Until now, you have worked with only a few built-in data types, with little explanation. In C# thousands of types exist, and you can combine types to create new types. A few types in C#, however, are relatively simple and are considered the building blocks of all other types. These types are the predefined types. The C# language’s predefined types include 10 integer types, two binary floating-point types for scientific calculations and one decimal float for financial calculations, one Boolean type, and a character type. This chapter investigates these types and looks more closely at the string type.
All built-in types have essentially three name forms. Consider the string type, for example. There is the full name (i.e., System.String), the implied or simplified name (i.e., String), and the keyword (i.e., string).
The full name provides all the context and disambiguates the type from all other types. This is the name used in the underlying CIL code into which C# compiles. The full name is comprised of the namespace (everything in the fully qualified type’s name before the last period) followed by the type name (the final part of the name after the last period). If it wasn’t for some C# conveniences, all types within C# would be referenced by their full name. All the predefined types themselves are part of the Base Class Library (BCL)—the name given to the set of APIs that comprise the underlying framework. The full name of the types included in the BCL, therefore, is also the BCL name.
The conveniences are shortcuts that allow the compiler to resolve a type’s namespace implicitly rather than providing the namespace with each reference. Types with long namespaces such as System.Text.RegularExpressions.RegEx benefit a lot from the shortcut of avoiding the namespace qualifier (i.e., RegEx). See “Using Directives” in Chapter 5 for more information about the shortcuts and how the compiler can infer namespaces.
The keyword is a shortcut built into the C# language specifically for the predefined types. Types that are not predefined don’t have a keyword. Console from Chapter 1, for example, has only the full name (i.e., System.Console) and simpler non-qualified name (Console) with the namespace inferred. Similarly, any of the custom types that you define (such as Program) don’t have a keyword shortcut.
Developers have a choice of which of the three name forms to use when. Rather than switching back and forth, it is better to use one consistently. While there is seemingly little difference between using the unqualified name versus the keyword, C# developers generally use the C# keyword form (when available)—choosing, for example, string rather than String or System.String and int rather than Int32 or System.Int32. Using the fully qualified name from within C# code is rare and generally reserved to disambiguate types with the same unqualified name (such as System.Timers.Timer and System.Threading.Timer).
The choice for consistency often may be at odds with other guidelines. For example, given the guideline to use the C# keyword in place of the full name, there may be occasions when you find yourself maintaining a file (or library of files) with the opposite style. In these cases, it would be better to stay consistent with the previous style than to inject a new style and inconsistencies in the conventions. Even so, if the “style” was a bad coding practice that was likely to introduce bugs and obstruct successful maintenance, by all means correct the issue throughout.
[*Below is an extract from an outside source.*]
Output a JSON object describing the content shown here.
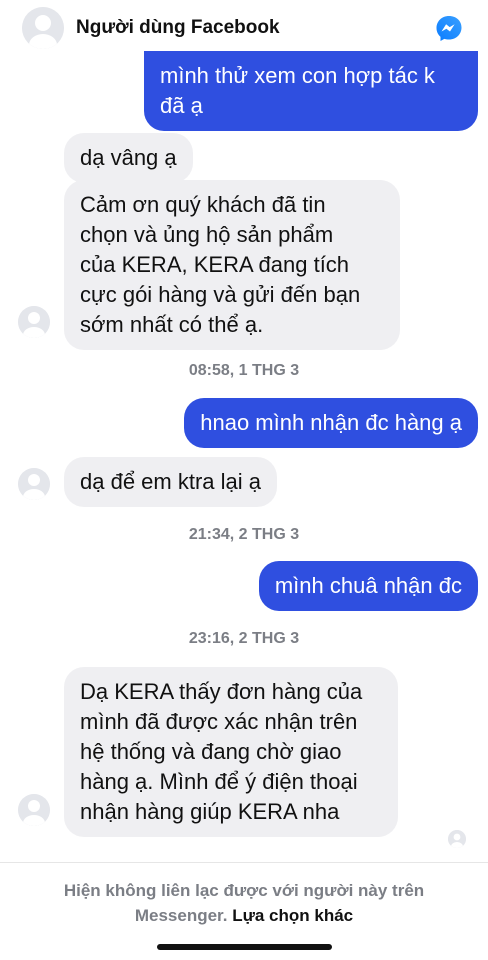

The full name of the Console class that we have used for reading and writing content from the command line is System.Console. The System portion of the name is the namespace. Namespaces provide a hierarchical grouping of types. For example, the RegEx class (used for parsing text with regular expressions) is located in the System.Text.RegularExpressions namespace. Each period in the namespace represents a different level within the hierarchy.
For example, you can place a using directive at the top of a file, using System, for example, thereby eliminating the need to prefix a type with the namespace because the compiler can assume the namespace from the using directives.
C# 10 also includes a global using directive such that the using directive is required only once for the entire project, instead of repeatedly within each file that leverages types within the namespace. To identify a using directive as global, you can prefix the statement with global as in global using System.
In addition, C# 10 generates a default set of global using statements. A lookback at the enable value of the ImplicitUsings element from Listing 1.2 turns this on. Once enabled, it is no longer necessary to provide using directives or fully qualified names for any types in the generated set including System. Specifically, the C# compiler generates a .cs file that contains a set of global using statements.